You’ve hit a very important point. Because let’s face it, people oftentimes didn’t understand the products they were investing in during accumulation-at best, they had a hazy understanding. What they probably believed in was their adviser. I think that in retirement, now, we’re at an inflection point where the role of confidence changes, and that implies a big educational and communications challenge for product manufactures and advisers.

How can advisers address that challenge?

There are a lot of planning programs out there, as I’m sure you know. That takes people to a certain level. Those programs assess and determine how much retirement income someone needs. They’ll identify discretionary versus necessary expenses, and they’ll come up with a total income need. One of the things that I believe in is that a strategy that can only be used for income generation not only has to recognize all of the relevant economic factors, but also has to recognize psychological factors. What kinds of components will have the effect of providing the highest level of psychological, not just financial, dividend to the client? The psychological dividends will prepare an investor to stay with a strategy for a longer period of time, which ultimately yields better results than losing faith in a strategy, becoming frightened at short-term results, and walking away from what otherwise would have been a well-conceived plan.

What is the role of an adviser in developing those plans?

People have different views on how to do it, but I think it is important that advisers embrace a view. Accumulation we all understand but, when it comes to income generation, there are what I’d like to refer to as religions. You have the religion of medical draw; the religion of lifetime annuitization; the religion of variable annuity income riders.

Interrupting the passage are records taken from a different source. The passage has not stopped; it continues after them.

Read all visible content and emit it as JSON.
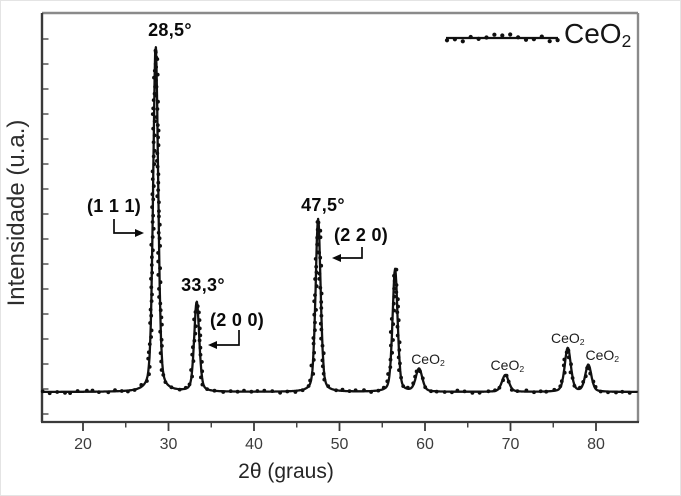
{
  "chart_data": {
    "type": "scatter",
    "description": "Difratograma de raios X do CeO2",
    "x_axis": {
      "label": "2θ (graus)",
      "min": 15,
      "max": 85,
      "major_ticks": [
        "20",
        "30",
        "40",
        "50",
        "60",
        "70",
        "80"
      ],
      "minor_tick_step": 5
    },
    "y_axis": {
      "label": "Intensidade (u.a.)",
      "units": "u.a.",
      "ticks": []
    },
    "legend": {
      "position": "top-right",
      "marker": "dotted-line",
      "entry": {
        "main": "CeO",
        "sub": "2"
      }
    },
    "series": [
      {
        "name": "CeO2",
        "peaks": [
          {
            "two_theta": 28.5,
            "relative_intensity": 1.0,
            "fwhm_deg": 0.7,
            "angle_label": "28,5°",
            "miller_label": "(1 1 1)"
          },
          {
            "two_theta": 33.3,
            "relative_intensity": 0.26,
            "fwhm_deg": 0.7,
            "angle_label": "33,3°",
            "miller_label": "(2 0 0)"
          },
          {
            "two_theta": 47.5,
            "relative_intensity": 0.5,
            "fwhm_deg": 0.7,
            "angle_label": "47,5°",
            "miller_label": "(2 2 0)"
          },
          {
            "two_theta": 56.5,
            "relative_intensity": 0.355,
            "fwhm_deg": 0.7
          },
          {
            "two_theta": 59.3,
            "relative_intensity": 0.066,
            "fwhm_deg": 0.9,
            "phase_label": {
              "main": "CeO",
              "sub": "2"
            }
          },
          {
            "two_theta": 69.4,
            "relative_intensity": 0.049,
            "fwhm_deg": 0.95,
            "phase_label": {
              "main": "CeO",
              "sub": "2"
            }
          },
          {
            "two_theta": 76.7,
            "relative_intensity": 0.127,
            "fwhm_deg": 0.85,
            "phase_label": {
              "main": "CeO",
              "sub": "2"
            }
          },
          {
            "two_theta": 79.1,
            "relative_intensity": 0.078,
            "fwhm_deg": 0.85,
            "phase_label": {
              "main": "CeO",
              "sub": "2"
            }
          }
        ]
      }
    ],
    "colors": {
      "data": "#121212",
      "frame_gray": "#8a8a8a",
      "axis_dark": "#3a3a3a",
      "tick_text": "#3c3c3c",
      "annotation_text": "#0a0a0a"
    }
  }
}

In retirement income planning, belief in something goes a long way, and probably the best thing to believe in is a strategy that takes the best of these various “religions” and combines them into a strategic framework that has a high probability of a long-term favorable result.

Ultimately then, this opportunity is significant but, as you said, it’s only a huge opportunity if you’re able to do it right.

People who take this on face an awesome responsibility-but one that has the most important long-range implications for the people that they’re counseling. Getting this right, or getting this wrong, is what will govern the quality of life for people who look to advisers.

I’m a big believer in the concept of doing well by doing good, and I think that is an apt description for the potential that advisers have before them here. There’s so much money and emotion. There are so many people who need guidance in this area. Advisers are positioned for leadership here, and I think that those advisers who show leadership in this important area are the ones that are going to have the greatest success.